The book is replete with such revelations. None of them is more striking than Blume’s description of the Internet as a series of tubes. It almost seems an affront to the commonly held idea of the Internet as an ethereal communication network that connects people across distances. “The Internet is many things, in many places. But one thing it most certainly is, nearly everywhere, is, in fact, a series of tubes. There are tubes beneath the ocean that connect London and New York. Tubes that connect Google and Facebook. There are buildings filled with tubes, and hundreds of thousands of miles of roads and railroad tracks, beside which lie buried tubes. Everything you do online travels through a tube.”
For all their significance to modern day life, the physical paraphernalia that make up the Internet are dull objects: bundles of cables; deserted stations ringed in cyclone fencing beside lonely highways; featureless, windowless buildings in old warehouse districts and, above all, rooms filled with metal boxes, blinking lights and cool, dry processed air.

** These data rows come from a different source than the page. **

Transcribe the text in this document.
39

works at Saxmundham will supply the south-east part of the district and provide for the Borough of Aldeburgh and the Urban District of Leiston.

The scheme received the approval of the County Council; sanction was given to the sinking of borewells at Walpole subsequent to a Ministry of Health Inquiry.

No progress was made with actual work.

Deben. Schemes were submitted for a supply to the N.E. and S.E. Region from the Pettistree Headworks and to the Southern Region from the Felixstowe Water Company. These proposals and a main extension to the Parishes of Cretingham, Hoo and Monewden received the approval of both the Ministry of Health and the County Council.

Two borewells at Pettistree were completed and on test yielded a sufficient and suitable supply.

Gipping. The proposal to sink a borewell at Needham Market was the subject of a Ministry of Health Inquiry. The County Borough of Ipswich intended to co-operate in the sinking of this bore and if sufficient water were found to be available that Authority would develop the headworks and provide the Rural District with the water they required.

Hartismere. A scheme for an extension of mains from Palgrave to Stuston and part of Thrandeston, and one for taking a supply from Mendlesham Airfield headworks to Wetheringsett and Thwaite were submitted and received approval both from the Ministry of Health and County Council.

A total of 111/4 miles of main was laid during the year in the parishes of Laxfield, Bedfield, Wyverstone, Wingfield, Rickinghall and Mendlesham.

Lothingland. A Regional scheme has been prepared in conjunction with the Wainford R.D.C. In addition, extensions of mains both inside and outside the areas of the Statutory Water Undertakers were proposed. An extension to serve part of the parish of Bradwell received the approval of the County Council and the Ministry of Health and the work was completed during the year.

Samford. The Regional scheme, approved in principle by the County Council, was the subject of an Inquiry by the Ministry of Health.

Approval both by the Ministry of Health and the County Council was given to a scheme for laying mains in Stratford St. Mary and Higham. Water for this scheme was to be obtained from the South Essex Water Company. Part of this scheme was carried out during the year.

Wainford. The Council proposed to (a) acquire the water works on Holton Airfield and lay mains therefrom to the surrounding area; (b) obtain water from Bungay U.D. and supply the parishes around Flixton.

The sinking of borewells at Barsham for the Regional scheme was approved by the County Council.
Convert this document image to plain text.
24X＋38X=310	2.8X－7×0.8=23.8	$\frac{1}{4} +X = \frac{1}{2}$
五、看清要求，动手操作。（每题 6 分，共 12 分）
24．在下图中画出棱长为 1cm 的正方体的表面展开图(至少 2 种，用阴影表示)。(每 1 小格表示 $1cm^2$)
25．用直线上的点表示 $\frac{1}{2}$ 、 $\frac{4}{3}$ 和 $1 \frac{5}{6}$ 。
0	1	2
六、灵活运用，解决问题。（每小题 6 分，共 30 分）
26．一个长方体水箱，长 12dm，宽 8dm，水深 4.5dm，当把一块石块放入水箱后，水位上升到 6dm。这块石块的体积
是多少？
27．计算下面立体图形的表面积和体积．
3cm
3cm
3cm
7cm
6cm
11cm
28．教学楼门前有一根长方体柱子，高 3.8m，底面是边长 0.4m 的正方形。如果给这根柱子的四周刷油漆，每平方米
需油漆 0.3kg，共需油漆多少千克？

Blum had not given the nuts and bolts of the Internet much thought until a squirrel chewed through the wires at his apartment snapping off the Wi-Fi.
Part history, part travelogue, Tubes is an excellent introduction to the workings of the virtual world. Blum sketches out the origins of the Internet as a collaboration between the US defence establishment and academia. The Internet can be thought of as three separate entities: data centres that store information, Internet exchange points where networks meet to exchange data with each other, and fiber-optic cables that connect all of the information travelling between cities and continents. Blum calls these fiber-optic cables, the “most poetic places of the Internet. They’re about the thickness of a garden hose, and they’re filled with a handful of strands of fiber-optic cable.” Enchanted by these cables, Blum spooks around in what he calls “signal-haunted buildings where glass fibers fill copper tubes built for the telegraph.” He learns that the Internet in many places has a smell, one he describes as “an odd but distinctive mix of industrial strength air-conditioners and the ozone released by capacitors.”
I was baffled a few years back to learn a septuagenarian Georgian had cut most of Armenia off from the Internet when her spade went through a vital cable. It had taken five hours to restore connectivity. It was astonishing to find one of the most sophisticated accoutrements of our times at the mercy of a mundane foible. After reading Blum’s Tubes, I realise how possible such accidents are.